VAN had its inaugural event – New Video Frontiers – in London last week. The feedback from many people – whether they worked in online or TV advertising – was that it felt different to other events in terms of how it succeeded in bringing people from TV and online together. SpotXchange, a programmatic video ad platform, were one of the sponsors and Andrew Moore, Managing Director for EMEA, delivered one of the keynote presentations. Here Andrew reflects on the how the significance of the event and on the prospects for future co-operation between TV and online.
Last week almost 200 leading TV and online advertising gathered in London for New Video Frontiers, VAN’s inaugural event. The theme for the day was “The Rise of Programmatic Video” and both the discussion and the audience profile reflected the rapid growth of programmatic trading across all of the key European markets.
The fact that the first event was held in London was fitting, as a recent SpotXchange-commissioned IHS whitepaper found that 18% of online video will be traded programmatically in the UK this year and that figure will grow to 39% by 2017.
However, one thing that quickly become clear was that this was a European event, and it was interesting to hear about how programmatic video strategies are already being implemented by buyers and sellers in various European markets.

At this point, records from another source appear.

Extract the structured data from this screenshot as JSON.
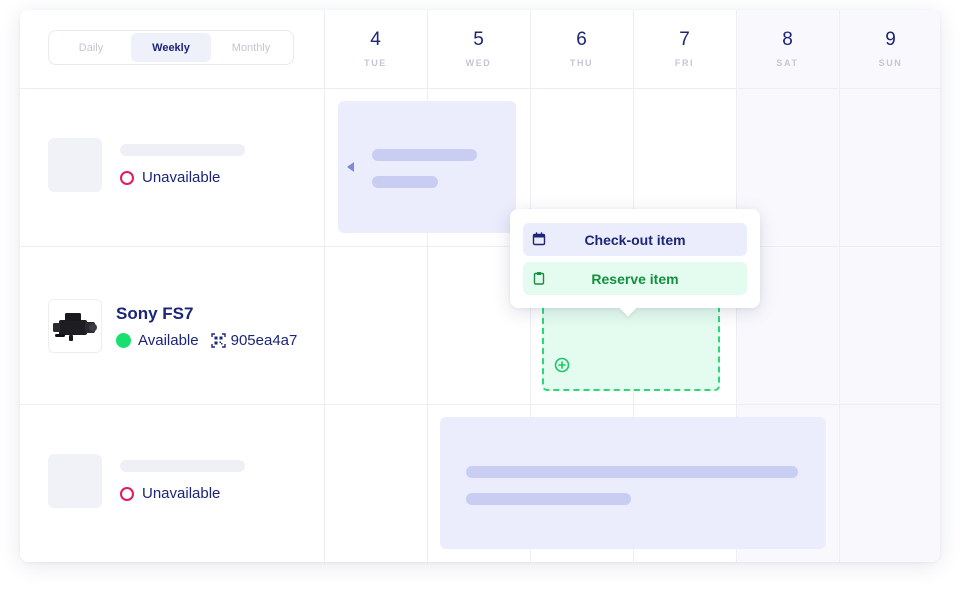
{
  "view_switch": {
    "options": [
      "Daily",
      "Weekly",
      "Monthly"
    ],
    "selected": "Weekly"
  },
  "days": [
    {
      "num": "4",
      "name": "TUE",
      "weekend": false
    },
    {
      "num": "5",
      "name": "WED",
      "weekend": false
    },
    {
      "num": "6",
      "name": "THU",
      "weekend": false
    },
    {
      "num": "7",
      "name": "FRI",
      "weekend": false
    },
    {
      "num": "8",
      "name": "SAT",
      "weekend": true
    },
    {
      "num": "9",
      "name": "SUN",
      "weekend": true
    }
  ],
  "items": [
    {
      "name": "",
      "status": "Unavailable",
      "status_color": "#e5195e",
      "code": ""
    },
    {
      "name": "Sony FS7",
      "status": "Available",
      "status_color": "#17e06e",
      "code": "905ea4a7"
    },
    {
      "name": "",
      "status": "Unavailable",
      "status_color": "#e5195e",
      "code": ""
    }
  ],
  "popover": {
    "checkout_label": "Check-out item",
    "reserve_label": "Reserve item"
  },
  "icons": {
    "checkout": "calendar-icon",
    "reserve": "clipboard-icon",
    "code": "qr-code-icon",
    "add": "plus-circle-icon",
    "collapse": "caret-left-icon"
  },
  "colors": {
    "primary_text": "#1c2577",
    "booking_fill": "#ebedfc",
    "reserve_fill": "#e4fcef",
    "reserve_text": "#12903f",
    "available": "#17e06e",
    "unavailable": "#e5195e"
  }
}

But the event’s international audience wasn’t the only interesting thing about the event. For me, it was even more interesting that the people in the room and on the panels were clearly coming from two very different worlds – TV and online – and both sets of people were there to discuss and explore the implications of a programmatic future*.
This was fascinating for a couple of reasons. While the TV industry has been providing online services for years now, the reality is that – for the most part – people who work in TV and online move in different circles and attend very different events, even therre’s a slight overlap occasionally. The second thing that became clear was that both industries can learn a lot from each other if they can move beyond their differences and find common ground for collaboration
New Video Frontiers felt like an important first step in that direction, even if it did feel like an awkward first date at times. TV and online genuinely do hold different values and at times it really does feel like we speak two different languages, but there are clearly huge opportunities for companies who blend the best of both industries.
The event explored several themes: from data and targeting through to the adoption of programmatic trading online and how this will soon be relevant to linear television. The debate around data concluded that whilst both TV and online are both targeted mediums, they approach this in completely different ways. Online is typically viewed on an individual basis whilst TV is typically a shared viewing experience, even if more granular targeting options are on the way via the second screen.
But the bigger question – perhaps the biggest for our industry – is whether IP-delivered television will foster further collaboration and drive innovation forward. The answer was an unequivocal yes and we heard about how addressable advertising on television was already being deployed by Sky, and there was a broader recognition of the potential benefits of programmatic trading for zero-rated programmes. We also heard how there are a number of fascinating European projects underway to utilize programmatic systems to deliver addressable advertising in linear TV.
For me, the overriding conclusion of the day is that despite our differences, there is a great deal of common ground between television and online and the more we can collaborate and learn from each other the better. Events like New Video Frontiers act as forums for these type of discussions and we were delighted be part of the first event.
*Apologies for the use of nouns as adjectives throughout this piece!